Une loot box vient de devenir un PEGI 16
PEGI a opéré son plus grand changement depuis plus d'une décennie. Annoncée le 12 mars 2026 et appliquée à chaque titre soumis à partir de juin, la réforme ajoute quatre catégories de risque interactif qui classent non pas ce qu'un jeu montre, mais la manière dont il monétise, retient et connecte ses joueurs. Selon les nouvelles règles, tout jeu contenant des loot boxes ou des mécaniques gacha bascule par défaut en PEGI 16, et les jeux de social casino passent en PEGI 18.
La conséquence est brutale. Un titre de sport ou de tir qui sortait autrefois en PEGI 3 sur son seul contenu peut désormais atterrir en PEGI 16 uniquement parce qu'il vend des paquets de cartes aléatoires, ce qui lui retire le public plus jeune qui était la raison d'être de la classification basse. La classification ne décrit plus le jeu. Elle met un prix sur le modèle économique.
Les quatre nouvelles barrières
Les catégories sont précises. Les achats en jeu assortis d'offres limitées dans le temps ou en quantité, les tactiques de pression d'une boutique de service en direct, portent un minimum de PEGI 12, tandis que toute mécanique NFT ou blockchain passe en PEGI 18. Les objets aléatoires payants, la famille des loot boxes et du gacha, basculent par défaut en PEGI 16 et montent à 18 pour les formats de social casino. Chacune est un seuil, pas une suggestion.
La troisième barrière est la première classification du design addictif. Les mécaniques qui récompensent le retour, quêtes quotidiennes et séries de connexions, déclenchent un minimum de PEGI 7 avec un descripteur dédié, et là où le design punit l'absence en retirant la progression, le seuil grimpe à PEGI 12. La quatrième barrière couvre la communication : un jeu au chat entièrement sans filtre et sans moyen de bloquer ou de signaler est désormais un PEGI 18.
Le design est désormais la distribution
Chacune de ces mécaniques est désormais une taxe de classification par âge. Une loot box, une offre agressive de service en direct, une fenêtre de chat ouverte relèvent chacune la classification, et une classification plus élevée rétrécit le public atteignable et contraint le placement en boutique et le marketing sur le marché européen. La réunion de monétisation et la réunion de distribution sont désormais la même réunion, et un studio qui conçoit la rétention sans en chiffrer la classification ne découvre son marché qu'au lancement.
Le signal dépasse les jeux. Tout produit grand public bâti sur la rétention ludifiée, les séries et récompenses quotidiennes qui ont migré des jeux mobiles vers les applications de finance et de bien-être, observe le premier organisme proche du régulateur poser une barrière d'âge formelle sur le design de l'engagement.

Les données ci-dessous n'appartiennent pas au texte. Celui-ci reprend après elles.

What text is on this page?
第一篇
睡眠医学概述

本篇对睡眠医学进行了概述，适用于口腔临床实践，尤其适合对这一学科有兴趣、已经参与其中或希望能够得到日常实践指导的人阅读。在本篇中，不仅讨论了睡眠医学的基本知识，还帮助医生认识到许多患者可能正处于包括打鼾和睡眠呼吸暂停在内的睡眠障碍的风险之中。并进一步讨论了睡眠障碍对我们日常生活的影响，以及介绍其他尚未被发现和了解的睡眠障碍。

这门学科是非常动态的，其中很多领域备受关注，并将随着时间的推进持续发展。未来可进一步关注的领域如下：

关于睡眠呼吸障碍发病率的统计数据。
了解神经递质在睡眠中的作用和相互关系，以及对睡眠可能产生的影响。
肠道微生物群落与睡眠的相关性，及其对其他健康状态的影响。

Là où PEGI mène sur les classifications, le contrôle légal des mêmes mécaniques tend à suivre.
Les classifications ont fait ce que la loi ne pouvait pas
L'Europe a passé des années à tenter de légiférer sur les loot boxes et s'est le plus souvent enlisée. La Belgique et les Pays-Bas ont agi contre elles, plusieurs autres États membres ont débattu sans agir, et la mosaïque a laissé les éditeurs dans le flou. PEGI a désormais obtenu par les classifications ce sur quoi les textes n'ont pu s'accorder, et parce qu'une classification commande le linéaire et la publicité plutôt que d'attendre un tribunal, elle change le comportement commercial plus vite qu'une loi.

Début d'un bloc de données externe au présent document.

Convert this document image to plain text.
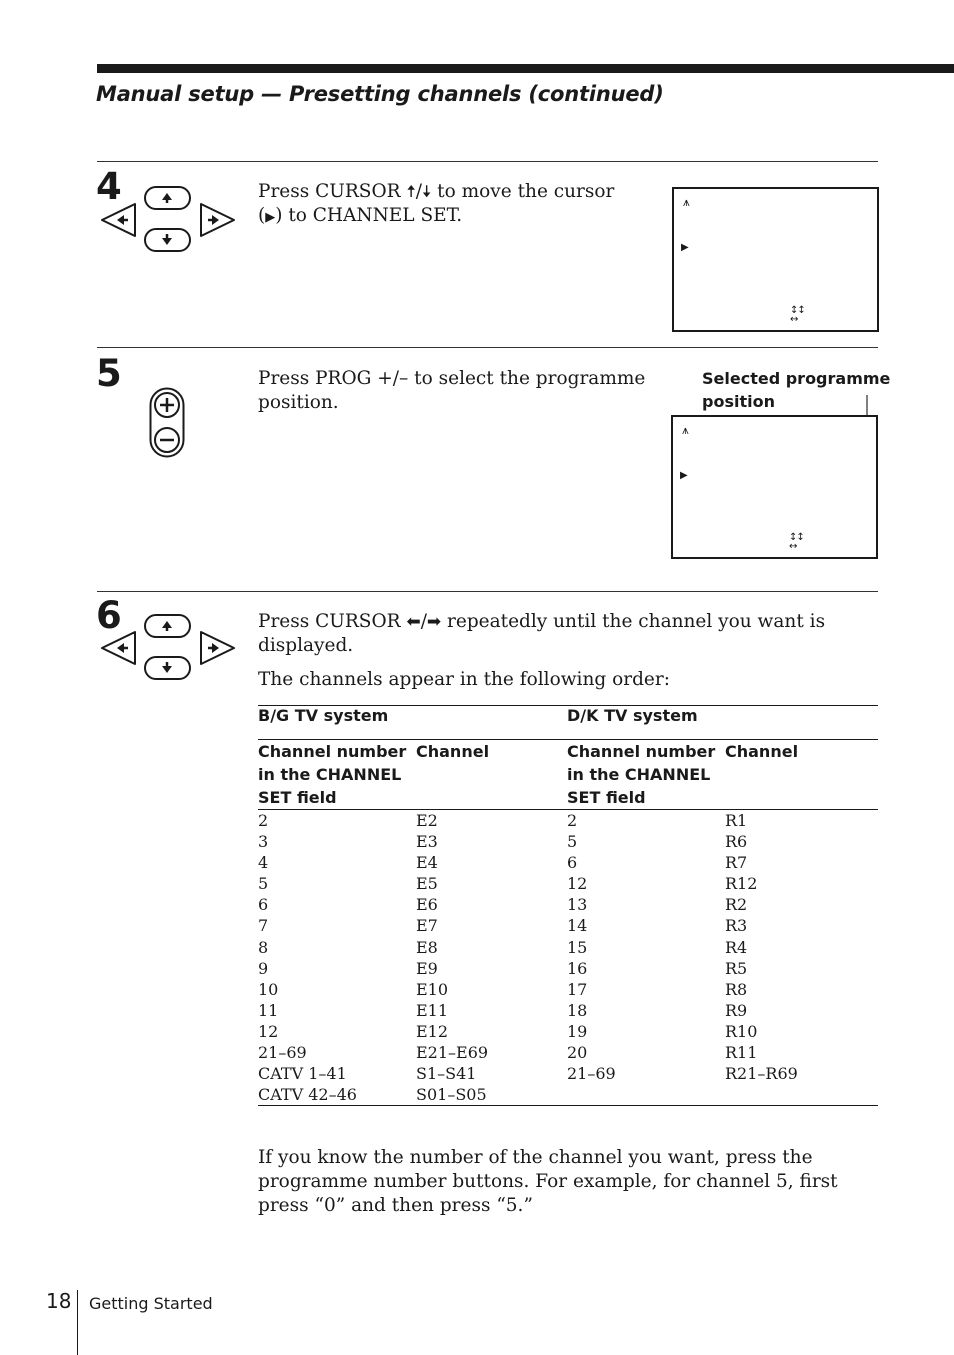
Manual setup — Presetting channels (continued)
4	Press CURSOR 🠅/🠇 to move the cursor (▶) to CHANNEL SET.
⩚
▶
↕↕
↔
5	Press PROG +/– to select the programme position.
Selected programme position
⩚
▶
↕↕
↔
6	Press CURSOR ⬅/➡ repeatedly until the channel you want is displayed.
The channels appear in the following order:
B/G TV system		D/K TV system	
Channel number in the CHANNEL SET field	Channel	Channel number in the CHANNEL SET field	Channel
2	E2	2	R1
3	E3	5	R6
4	E4	6	R7
5	E5	12	R12
6	E6	13	R2
7	E7	14	R3
8	E8	15	R4
9	E9	16	R5
10	E10	17	R8
11	E11	18	R9
12	E12	19	R10
21–69	E21–E69	20	R11
CATV 1–41	S1–S41	21–69	R21–R69
CATV 42–46	S01–S05		
If you know the number of the channel you want, press the programme number buttons. For example, for channel 5, first press “0” and then press “5.”
18 Getting Started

La couverture n'est pas uniforme. PEGI s'applique dans la plus grande partie de l'Europe, environ 38 pays, mais l'Allemagne exploite son propre système USK, de sorte qu'un éditeur qui distribue dans les deux gère deux cadres et deux jeux de seuils pour le même design de monétisation. La lecture prudente est de concevoir vers la barrière la plus stricte et de traiter la classification comme une décision d'accès au marché dès le premier sprint.